Once again, an Emmett Till marker is vandalized in Mississipp­i

- By Peter Holley

In October, a Mississipp­i historical marker for Emmett Till was riddled with bullet holes in a savage act of vandalism.

Now, less than a year later, a second state historical marker has been defaced, obliterati­ng informatio­n about the black teenager whose name became a civil rights rallying cry after he was kidnapped and lynched in 1955.

The slaying galvanized the movement when Till’s mother, Mamie Till Mobley, had an open-casket funeral in Chicago to show how her son had been brutalized while visiting the Mississipp­i Delta.

The sign was erected in 2011 for the Mississipp­i Freedom Trail, a series of state-funded markers at civil rights sites. It stands within yards of the business — Bryant’s Grocery & Meat Market — where Carolyn Bryant, 21, a white shopkeeper, alleged that Till, 14, offended her by whistling.

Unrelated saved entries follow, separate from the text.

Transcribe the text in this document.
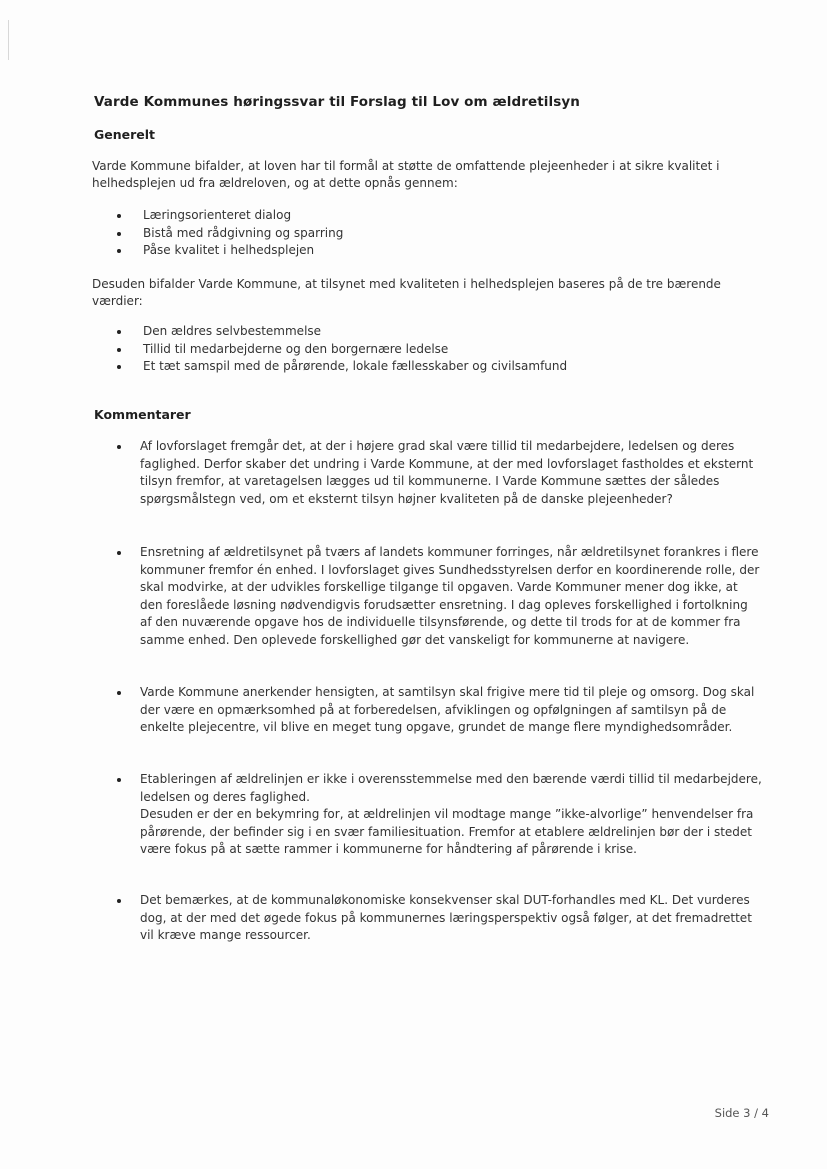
Varde Kommunes høringssvar til Forslag til Lov om ældretilsyn
Generelt

Varde Kommune bifalder, at loven har til formål at støtte de omfattende plejeenheder i at sikre kvalitet i helhedsplejen ud fra ældreloven, og at dette opnås gennem:

Læringsorienteret dialog
Bistå med rådgivning og sparring
Påse kvalitet i helhedsplejen

Desuden bifalder Varde Kommune, at tilsynet med kvaliteten i helhedsplejen baseres på de tre bærende værdier:

Den ældres selvbestemmelse
Tillid til medarbejderne og den borgernære ledelse
Et tæt samspil med de pårørende, lokale fællesskaber og civilsamfund
Kommentarer
Af lovforslaget fremgår det, at der i højere grad skal være tillid til medarbejdere, ledelsen og deres faglighed. Derfor skaber det undring i Varde Kommune, at der med lovforslaget fastholdes et eksternt tilsyn fremfor, at varetagelsen lægges ud til kommunerne. I Varde Kommune sættes der således spørgsmålstegn ved, om et eksternt tilsyn højner kvaliteten på de danske plejeenheder?
Ensretning af ældretilsynet på tværs af landets kommuner forringes, når ældretilsynet forankres i flere kommuner fremfor én enhed. I lovforslaget gives Sundhedsstyrelsen derfor en koordinerende rolle, der skal modvirke, at der udvikles forskellige tilgange til opgaven. Varde Kommuner mener dog ikke, at den foreslåede løsning nødvendigvis forudsætter ensretning. I dag opleves forskellighed i fortolkning af den nuværende opgave hos de individuelle tilsynsførende, og dette til trods for at de kommer fra samme enhed. Den oplevede forskellighed gør det vanskeligt for kommunerne at navigere.
Varde Kommune anerkender hensigten, at samtilsyn skal frigive mere tid til pleje og omsorg. Dog skal der være en opmærksomhed på at forberedelsen, afviklingen og opfølgningen af samtilsyn på de enkelte plejecentre, vil blive en meget tung opgave, grundet de mange flere myndighedsområder.
Etableringen af ældrelinjen er ikke i overensstemmelse med den bærende værdi tillid til medarbejdere, ledelsen og deres faglighed.
Desuden er der en bekymring for, at ældrelinjen vil modtage mange ”ikke-alvorlige” henvendelser fra pårørende, der befinder sig i en svær familiesituation. Fremfor at etablere ældrelinjen bør der i stedet være fokus på at sætte rammer i kommunerne for håndtering af pårørende i krise.
Det bemærkes, at de kommunaløkonomiske konsekvenser skal DUT-forhandles med KL. Det vurderes dog, at der med det øgede fokus på kommunernes læringsperspektiv også følger, at det fremadrettet vil kræve mange ressourcer.
Side 3 / 4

“Who knows what motivates people to do this?” Allan Hammons, owner of a public relations firm that produced the sign located in Money, Miss. “Vandals have been around since the beginning of time.”

A separate Till marker, near the site where his body was pulled from the Tallahatch­ie River, has been repeatedly shot. It was erected by a private group, and money has been raised to replace it.

Hammons said the sign defacement involved someone pulling “vinyl panels” with words and images of Till off the back of the marker, he said.

An all-white jury acquitted Bryant’s husband, Roy Bryant, and his half brother, J.W. Milam, in the killing, but the two men later confessed in a paid interview with Look magazine.

Roy and Carolyn Bryant divorced. He and Milam have died. She remarried and became Carolyn Donham.

She told Timothy B. Tyson, a Duke University research scholar, in 2008 that she falsely testified, when jurors were outside the courtroom, that Till had physically and verbally threatened her.